MRSA biasanya ditemukan di faring dan hidung, dan bisanya tidak menimbulkan
penyakit pada host. Namun jika organisme tersebut masuk melalui luka yang terbuka atau
sayatan karena operasi, dapat menimbulkan infeksi yang berat pada seluruh tubuh. MRSA
pada mulanya mengenai kulit dan jaringan lunak, namun dengan cepat dapat
menimbulkan sepsis dan atau pneumonia yang dapat menimbulkan kematian. Pasien
dapat menunjukkan tanda-tanda pada kulit sebagai berikut : merah, bengkak, sakit, hangat
bila dipegang, terdapat pus, disertai demam.

B. Penyebab
Staphylococcus aureus (S. aureus) adalah bakteri yang dapat ditemukan di dalam
hidung dan permukaan kulit orang yang sehat. Bakteri ini kadang dapat menyebabkan
penyakit seperti infeksi pada kulit, luka, saluran kencing, paru-paru, aliran darah dan
keracunan makanan (Shah, 2011). Sebagian besar infeksi S. aureus dapat diobati dengan
antibiotik. Namun, infeksi Staphylococcus aureus resisten metisilin (MRSA) kebal
terhadap antibiotik yang mengandung metisilin dan beberapa antibiotik lainnya. Selain
itu, organisme ini telah disebut bakteri pemakan daging karena penyebaran cepat
sesekali mereka dan penghancuran kulit manusia.
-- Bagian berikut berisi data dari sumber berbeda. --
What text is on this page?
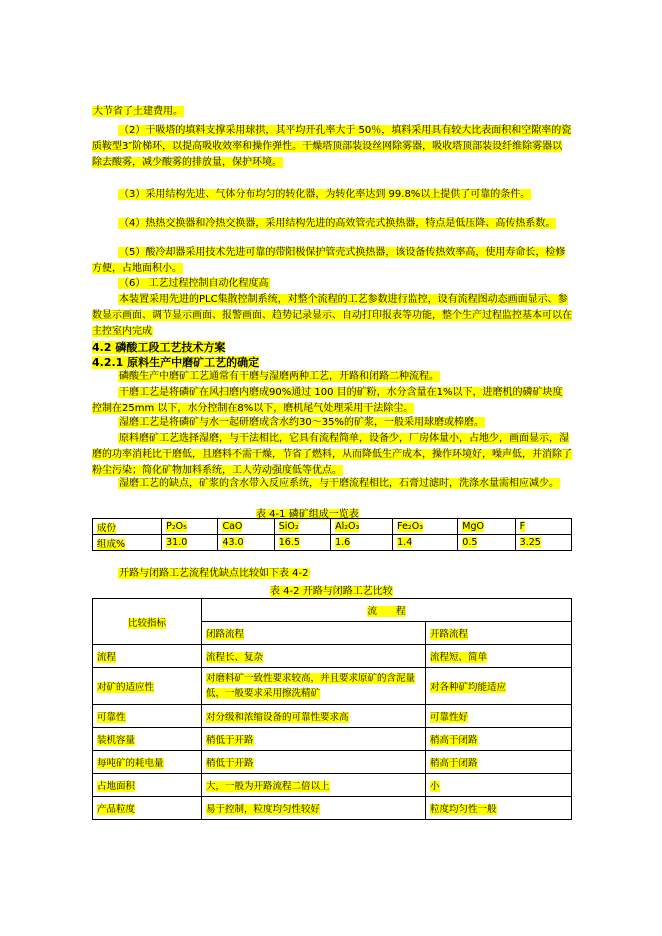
大节省了土建费用。

（2）干吸塔的填料支撑采用球拱，其平均开孔率大于 50％，填料采用具有较大比表面积和空隙率的瓷质鞍型3″阶梯环，以提高吸收效率和操作弹性。干燥塔顶部装设丝网除雾器，吸收塔顶部装设纤维除雾器以除去酸雾，减少酸雾的排放量，保护环境。

（3）采用结构先进、气体分布均匀的转化器，为转化率达到 99.8%以上提供了可靠的条件。

（4）热热交换器和冷热交换器，采用结构先进的高效管壳式换热器，特点是低压降、高传热系数。

（5）酸冷却器采用技术先进可靠的带阳极保护管壳式换热器，该设备传热效率高，使用寿命长，检修方便，占地面积小。

（6） 工艺过程控制自动化程度高

本装置采用先进的PLC集散控制系统，对整个流程的工艺参数进行监控，设有流程图动态画面显示、参数显示画面、调节显示画面、报警画面、趋势记录显示、自动打印报表等功能，整个生产过程监控基本可以在主控室内完成

4.2 磷酸工段工艺技术方案
4.2.1 原料生产中磨矿工艺的确定

磷酸生产中磨矿工艺通常有干磨与湿磨两种工艺，开路和闭路二种流程。

干磨工艺是将磷矿在风扫磨内磨成90%通过 100 目的矿粉，水分含量在1%以下，进磨机的磷矿块度控制在25mm 以下，水分控制在8%以下，磨机尾气处理采用干法除尘。

湿磨工艺是将磷矿与水一起研磨成含水约30～35%的矿浆，一般采用球磨或棒磨。

原料磨矿工艺选择湿磨，与干法相比，它具有流程简单，设备少，厂房体量小，占地少，画面显示，湿磨的功率消耗比干磨低，且磨料不需干燥，节省了燃料，从而降低生产成本，操作环境好，噪声低，并消除了粉尘污染；简化矿物加料系统，工人劳动强度低等优点。

湿磨工艺的缺点，矿浆的含水带入反应系统，与干磨流程相比，石膏过滤时，洗涤水量需相应减少。

表 4-1 磷矿组成一览表
成份	P₂O₅	CaO	SiO₂	Al₂O₃	Fe₂O₃	MgO	F
组成%	31.0	43.0	16.5	1.6	1.4	0.5	3.25

开路与闭路工艺流程优缺点比较如下表 4-2

表 4-2 开路与闭路工艺比较
比较指标	流　　程	
	闭路流程	开路流程
流程	流程长、复杂	流程短、简单
对矿的适应性	对磨料矿一致性要求较高，并且要求原矿的含泥量低，一般要求采用擦洗精矿	对各种矿均能适应
可靠性	对分级和浓缩设备的可靠性要求高	可靠性好
装机容量	稍低于开路	稍高于闭路
每吨矿的耗电量	稍低于开路	稍高于闭路
占地面积	大，一般为开路流程二倍以上	小
产品粒度	易于控制，粒度均匀性较好	粒度均匀性一般
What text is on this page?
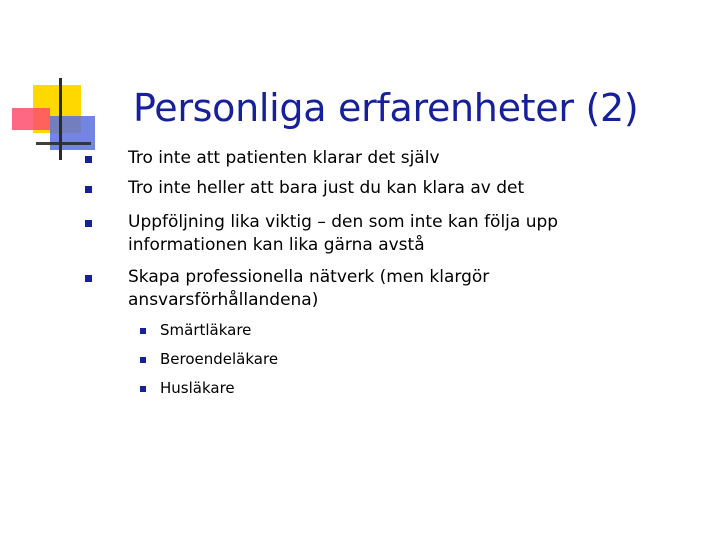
Personliga erfarenheter (2)
Tro inte att patienten klarar det själv
Tro inte heller att bara just du kan klara av det
Uppföljning lika viktig – den som inte kan följa upp informationen kan lika gärna avstå
Skapa professionella nätverk (men klargör ansvarsförhållandena)
Smärtläkare
Beroendeläkare
Husläkare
C. Cara Penularan dan Penyebaran
Umumnya infeksi MRSA terjadi pada orang yang pernah dirawat di rumah sakit,
tinggal di rumah perawatan kesehatan atau pernah mendapatkan perawatan kesehatan
seperti di pusat dialisis. MRSA dapat menyebar pada orang lain melalui berbagai cara.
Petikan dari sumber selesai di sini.